“What ailed it?”

“Well, miss, the docther he said ’twas just laziness and over-feedin’—only he put it into grand words, you know—and the Madame didn’t like it; but it’s dead an’ gone he is, annyhow, the purty darlint!”

“Is it Miss Kemper?” asked Mary, appearing at the head of the stairs. “Please walk right up, miss.”

Floy was ushered at once into the Madame’s dressing-room, where she found that lady weeping bitterly over her dead favorite as it lay stiff and stark in her lap.

“He’s gone, Miss Kemper!” she sobbed, looking up piteously into Floy’s face, with the tears running fast down her own; “he’s gone, my pretty darling—the only thing I had left to love, and the only one that had any love for poor me!”

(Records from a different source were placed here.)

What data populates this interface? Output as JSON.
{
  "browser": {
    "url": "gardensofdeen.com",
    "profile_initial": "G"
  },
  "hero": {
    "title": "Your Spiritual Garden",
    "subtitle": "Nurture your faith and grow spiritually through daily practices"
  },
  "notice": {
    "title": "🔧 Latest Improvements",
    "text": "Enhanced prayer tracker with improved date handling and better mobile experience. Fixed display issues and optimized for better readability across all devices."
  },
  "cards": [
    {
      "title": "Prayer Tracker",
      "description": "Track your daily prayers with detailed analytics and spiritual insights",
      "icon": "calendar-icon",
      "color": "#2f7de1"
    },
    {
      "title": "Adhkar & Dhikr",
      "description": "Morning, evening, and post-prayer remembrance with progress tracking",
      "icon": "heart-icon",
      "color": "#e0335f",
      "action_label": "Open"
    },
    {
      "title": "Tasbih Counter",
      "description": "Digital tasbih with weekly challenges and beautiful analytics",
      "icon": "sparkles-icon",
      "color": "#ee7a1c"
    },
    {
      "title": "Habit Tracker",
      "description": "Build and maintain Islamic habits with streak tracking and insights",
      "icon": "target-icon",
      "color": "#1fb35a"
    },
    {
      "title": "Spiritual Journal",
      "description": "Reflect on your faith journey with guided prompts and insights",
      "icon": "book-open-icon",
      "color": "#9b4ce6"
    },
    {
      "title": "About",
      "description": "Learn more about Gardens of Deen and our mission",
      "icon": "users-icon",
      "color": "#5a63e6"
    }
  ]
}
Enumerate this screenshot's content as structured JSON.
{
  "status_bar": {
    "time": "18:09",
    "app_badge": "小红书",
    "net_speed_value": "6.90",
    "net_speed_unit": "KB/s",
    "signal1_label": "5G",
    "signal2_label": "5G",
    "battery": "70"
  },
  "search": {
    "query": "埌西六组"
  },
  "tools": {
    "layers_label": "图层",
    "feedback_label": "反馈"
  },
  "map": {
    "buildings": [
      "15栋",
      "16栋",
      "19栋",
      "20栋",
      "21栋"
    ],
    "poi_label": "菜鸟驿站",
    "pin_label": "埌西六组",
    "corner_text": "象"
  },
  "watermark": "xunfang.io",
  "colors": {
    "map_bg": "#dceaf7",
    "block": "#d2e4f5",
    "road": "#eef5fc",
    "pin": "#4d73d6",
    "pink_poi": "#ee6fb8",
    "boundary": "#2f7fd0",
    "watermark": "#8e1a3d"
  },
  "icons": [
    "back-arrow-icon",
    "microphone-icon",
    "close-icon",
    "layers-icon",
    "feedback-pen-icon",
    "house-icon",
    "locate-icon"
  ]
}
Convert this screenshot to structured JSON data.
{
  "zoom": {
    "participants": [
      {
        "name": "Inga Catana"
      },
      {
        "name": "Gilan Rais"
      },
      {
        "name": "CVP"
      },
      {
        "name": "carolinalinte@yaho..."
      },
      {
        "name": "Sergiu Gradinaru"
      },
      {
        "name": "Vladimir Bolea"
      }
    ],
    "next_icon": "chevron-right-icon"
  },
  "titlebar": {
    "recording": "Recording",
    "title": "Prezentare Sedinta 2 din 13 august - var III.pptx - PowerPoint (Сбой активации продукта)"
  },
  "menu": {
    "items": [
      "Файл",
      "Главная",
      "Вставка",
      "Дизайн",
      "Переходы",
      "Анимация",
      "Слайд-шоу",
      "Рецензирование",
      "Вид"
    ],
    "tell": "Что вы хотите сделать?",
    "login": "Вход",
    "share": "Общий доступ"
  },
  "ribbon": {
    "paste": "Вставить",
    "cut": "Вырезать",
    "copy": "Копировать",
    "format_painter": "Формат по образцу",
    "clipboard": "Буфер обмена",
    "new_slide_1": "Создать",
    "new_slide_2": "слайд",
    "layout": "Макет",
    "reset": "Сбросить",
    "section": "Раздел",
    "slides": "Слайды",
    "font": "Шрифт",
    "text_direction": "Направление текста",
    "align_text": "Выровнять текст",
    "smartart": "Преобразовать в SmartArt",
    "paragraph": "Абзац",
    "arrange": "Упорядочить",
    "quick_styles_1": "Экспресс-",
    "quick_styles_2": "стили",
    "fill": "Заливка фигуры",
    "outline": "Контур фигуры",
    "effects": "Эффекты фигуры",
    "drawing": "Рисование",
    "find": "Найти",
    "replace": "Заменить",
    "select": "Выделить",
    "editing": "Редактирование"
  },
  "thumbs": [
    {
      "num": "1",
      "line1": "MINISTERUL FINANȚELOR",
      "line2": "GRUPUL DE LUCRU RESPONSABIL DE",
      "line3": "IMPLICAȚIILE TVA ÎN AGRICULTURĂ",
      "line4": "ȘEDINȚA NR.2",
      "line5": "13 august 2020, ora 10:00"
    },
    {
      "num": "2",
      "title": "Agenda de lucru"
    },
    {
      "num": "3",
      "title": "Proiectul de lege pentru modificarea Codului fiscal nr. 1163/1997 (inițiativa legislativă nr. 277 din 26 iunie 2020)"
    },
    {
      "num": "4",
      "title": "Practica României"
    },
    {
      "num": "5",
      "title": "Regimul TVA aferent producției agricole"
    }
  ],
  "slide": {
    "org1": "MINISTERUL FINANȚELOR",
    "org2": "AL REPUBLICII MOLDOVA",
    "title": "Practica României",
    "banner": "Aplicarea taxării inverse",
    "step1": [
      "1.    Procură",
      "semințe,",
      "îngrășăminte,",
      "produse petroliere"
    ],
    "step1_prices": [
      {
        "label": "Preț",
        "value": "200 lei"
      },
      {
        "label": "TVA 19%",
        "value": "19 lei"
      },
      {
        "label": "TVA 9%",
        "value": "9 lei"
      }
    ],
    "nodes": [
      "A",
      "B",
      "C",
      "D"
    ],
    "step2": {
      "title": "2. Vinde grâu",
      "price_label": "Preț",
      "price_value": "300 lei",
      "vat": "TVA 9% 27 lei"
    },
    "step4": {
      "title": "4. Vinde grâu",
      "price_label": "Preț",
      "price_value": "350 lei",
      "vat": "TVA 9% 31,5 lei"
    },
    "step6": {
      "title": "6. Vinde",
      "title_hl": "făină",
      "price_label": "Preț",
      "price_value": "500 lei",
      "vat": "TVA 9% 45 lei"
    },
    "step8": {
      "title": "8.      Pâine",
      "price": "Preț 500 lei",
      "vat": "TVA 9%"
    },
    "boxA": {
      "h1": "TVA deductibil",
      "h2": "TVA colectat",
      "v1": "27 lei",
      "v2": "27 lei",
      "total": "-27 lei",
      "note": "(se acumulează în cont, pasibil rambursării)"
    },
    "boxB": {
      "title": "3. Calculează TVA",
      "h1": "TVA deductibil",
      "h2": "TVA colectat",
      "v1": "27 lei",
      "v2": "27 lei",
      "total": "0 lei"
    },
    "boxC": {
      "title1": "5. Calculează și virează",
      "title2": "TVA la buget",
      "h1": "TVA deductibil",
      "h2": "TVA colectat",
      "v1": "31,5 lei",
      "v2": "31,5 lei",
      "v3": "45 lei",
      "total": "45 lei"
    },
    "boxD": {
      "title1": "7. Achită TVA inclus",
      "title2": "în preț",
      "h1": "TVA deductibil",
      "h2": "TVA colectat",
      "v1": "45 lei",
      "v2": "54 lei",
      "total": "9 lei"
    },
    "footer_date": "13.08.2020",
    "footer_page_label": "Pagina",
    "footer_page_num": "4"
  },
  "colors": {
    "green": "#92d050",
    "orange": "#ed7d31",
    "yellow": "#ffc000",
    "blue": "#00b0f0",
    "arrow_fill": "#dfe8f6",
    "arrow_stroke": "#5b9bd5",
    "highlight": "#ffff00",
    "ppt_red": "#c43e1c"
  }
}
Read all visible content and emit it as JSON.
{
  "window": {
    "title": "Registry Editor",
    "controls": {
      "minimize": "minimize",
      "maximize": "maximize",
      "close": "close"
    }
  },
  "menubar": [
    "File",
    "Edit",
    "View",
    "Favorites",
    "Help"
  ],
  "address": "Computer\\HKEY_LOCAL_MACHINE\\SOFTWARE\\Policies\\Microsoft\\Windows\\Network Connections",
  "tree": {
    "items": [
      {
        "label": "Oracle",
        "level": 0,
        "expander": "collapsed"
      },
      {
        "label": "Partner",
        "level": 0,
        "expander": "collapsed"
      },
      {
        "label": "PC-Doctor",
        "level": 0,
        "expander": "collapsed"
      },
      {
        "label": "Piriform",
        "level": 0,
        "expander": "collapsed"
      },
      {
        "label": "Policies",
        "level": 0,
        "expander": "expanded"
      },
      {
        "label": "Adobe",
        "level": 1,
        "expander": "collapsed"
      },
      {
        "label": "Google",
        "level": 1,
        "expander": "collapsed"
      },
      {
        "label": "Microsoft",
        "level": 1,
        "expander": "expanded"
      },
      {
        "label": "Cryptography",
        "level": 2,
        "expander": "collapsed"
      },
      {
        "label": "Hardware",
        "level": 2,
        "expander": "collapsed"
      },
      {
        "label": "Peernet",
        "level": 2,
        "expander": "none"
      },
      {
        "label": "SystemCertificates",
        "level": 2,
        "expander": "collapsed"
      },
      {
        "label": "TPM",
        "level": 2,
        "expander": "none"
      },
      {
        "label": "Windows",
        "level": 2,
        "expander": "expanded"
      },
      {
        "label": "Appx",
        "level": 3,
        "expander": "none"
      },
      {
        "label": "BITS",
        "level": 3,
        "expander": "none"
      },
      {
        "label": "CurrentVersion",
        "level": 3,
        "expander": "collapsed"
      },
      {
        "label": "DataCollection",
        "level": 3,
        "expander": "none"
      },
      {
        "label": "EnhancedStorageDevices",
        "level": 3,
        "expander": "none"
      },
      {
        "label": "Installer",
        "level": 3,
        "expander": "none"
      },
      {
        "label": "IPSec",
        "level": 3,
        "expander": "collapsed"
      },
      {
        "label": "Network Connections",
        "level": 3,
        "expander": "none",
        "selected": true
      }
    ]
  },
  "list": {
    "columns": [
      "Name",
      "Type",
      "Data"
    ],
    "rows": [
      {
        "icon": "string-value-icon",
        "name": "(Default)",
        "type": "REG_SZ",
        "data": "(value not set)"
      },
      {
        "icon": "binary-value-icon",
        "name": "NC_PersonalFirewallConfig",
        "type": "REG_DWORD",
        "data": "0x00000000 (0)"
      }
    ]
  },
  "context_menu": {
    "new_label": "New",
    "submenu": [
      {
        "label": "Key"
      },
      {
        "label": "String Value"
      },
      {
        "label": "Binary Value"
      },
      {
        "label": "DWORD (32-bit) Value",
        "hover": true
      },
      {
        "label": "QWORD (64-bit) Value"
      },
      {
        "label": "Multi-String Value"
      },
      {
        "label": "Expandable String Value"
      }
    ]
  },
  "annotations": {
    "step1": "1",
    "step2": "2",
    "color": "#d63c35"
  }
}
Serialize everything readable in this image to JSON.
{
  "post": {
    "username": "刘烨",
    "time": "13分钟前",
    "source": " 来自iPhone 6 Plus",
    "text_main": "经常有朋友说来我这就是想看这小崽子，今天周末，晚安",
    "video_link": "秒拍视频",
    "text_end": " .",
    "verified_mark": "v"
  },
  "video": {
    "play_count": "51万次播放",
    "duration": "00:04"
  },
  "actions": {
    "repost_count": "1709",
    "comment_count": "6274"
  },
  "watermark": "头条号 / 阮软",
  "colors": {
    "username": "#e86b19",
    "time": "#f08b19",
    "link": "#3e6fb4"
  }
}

The young girl scarcely knew what consolation to offer; she could only express her sympathy and hope that he might be replaced by another as pretty and playful.

“Never, never!” exclaimed the Madame indignantly; “no other ever could or ever shall fill his place. And he shall have a splendid funeral,” she went on, with a fresh burst of grief, “the finest casket money can buy, and a white satin shroud; a monument over his dear little grave too; and I’ll put on mourning as I would for a child.”

For a moment Floy was silent with surprise; then recovering herself,

“This is handsomer than satin, Madame,” she said, gently touching the silky floss of the dog’s own natural coat; “and what a pity to bury it: would it not be better to have it stuffed? for then you need not lose your pet entirely, but can keep him here, caress him, and deck him with ribbons as you have been used to doing.”

“Bless you for the suggestion!” cried the mourner, drying her tears. “So I can; and it will be better than hiding him away out of my sight.